Smirks, of course, were Harcroft’s peculiar speciality. If self-satisfied expressions had been coins, Harcroft would have generated enough currency to personally sustain the commerce of the entirety of the kingdom of Sardinia. One more shouldn’t have mattered. But this one had got under Kate’s skin. It stayed there, after she and Ned had left the glittering lights of the party behind them. She felt that unease even more now, the back-and-forth swaying of the carriage buffeting her to the point of nausea.
“He’s planning something,” she said aloud.
She didn’t need to say who
he
was. Next to her, Ned
was a warm, solid mass. Their carriage rounded a corner and she lurched against him.

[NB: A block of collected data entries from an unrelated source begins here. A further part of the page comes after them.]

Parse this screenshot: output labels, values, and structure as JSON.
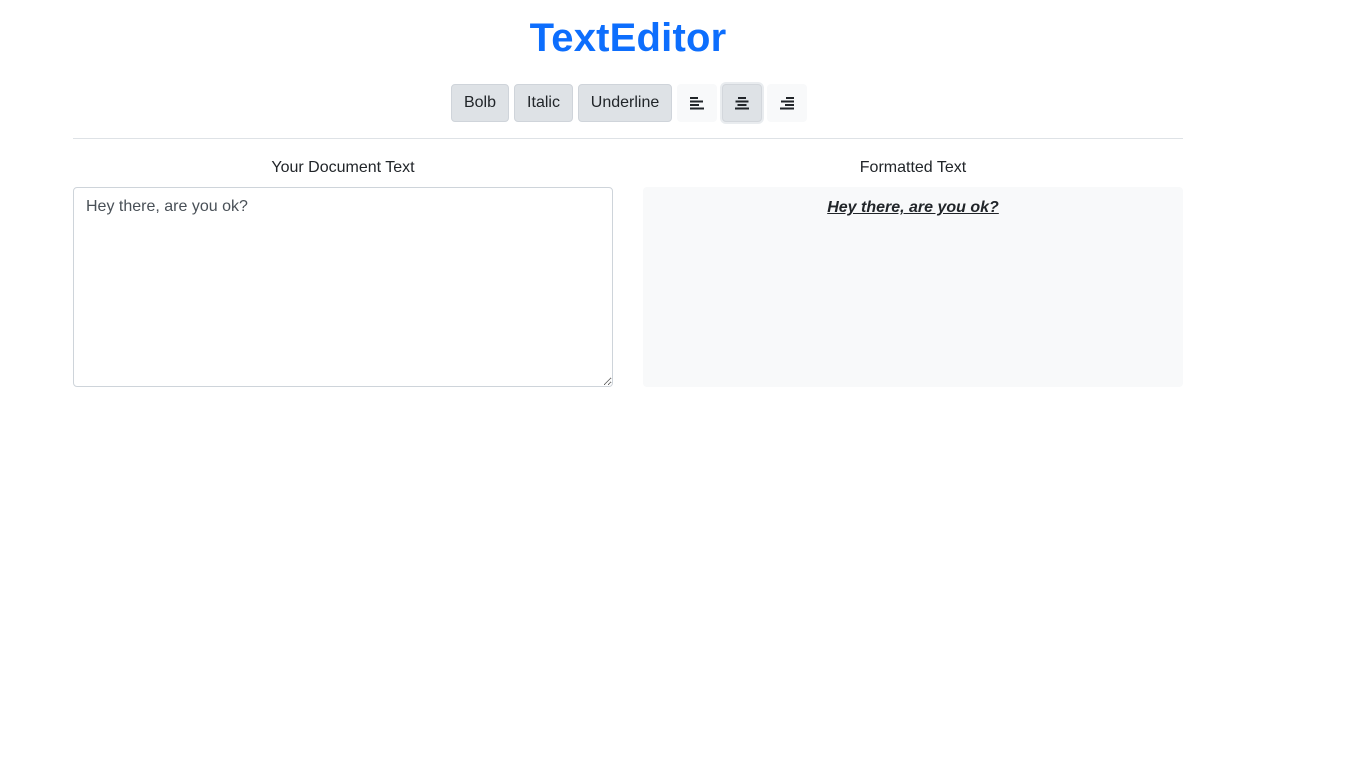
{
  "app": {
    "title": "TextEditor",
    "accent_color": "#0d6efd"
  },
  "toolbar": {
    "bold_label": "Bolb",
    "italic_label": "Italic",
    "underline_label": "Underline",
    "align_left_icon": "align-left-icon",
    "align_center_icon": "align-center-icon",
    "align_right_icon": "align-right-icon",
    "active_alignment": "center"
  },
  "editor": {
    "input_label": "Your Document Text",
    "input_value": "Hey there, are you ok?",
    "output_label": "Formatted Text",
    "output_text": "Hey there, are you ok?",
    "output_styles": [
      "bold",
      "italic",
      "underline"
    ]
  }
}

He didn’t move, as if he were somehow strong enough to be immune to the effects of inertia.
“He’s started a proceeding in Chancery,” Ned said. “He has been quite secretive about it, of course. But I’ve managed to dredge up a few pieces of information. That, coupled with some comments he made to me when he believed I was in sympathy with him…” Ned sighed; she felt it in the movement of his chest against her shoulder, and she stared ahead into the darkness.
“Well, what does he intend?”
“This is speculation, mind. These sorts of proceedings are usually kept in the strictest of confidence. For reasons that will soon be obvious.”
“What is it, then?”
“I believe he’s filed a petition in Chancery to have Louisa declared a lunatic.” Kate gasped. “He said something about this to me before. At the time, I dismissed it as a token of his emotional overset. If his petition is successful, she won’t be able to testify—not for a divorce, nor in a criminal suit for spousal cruelty.”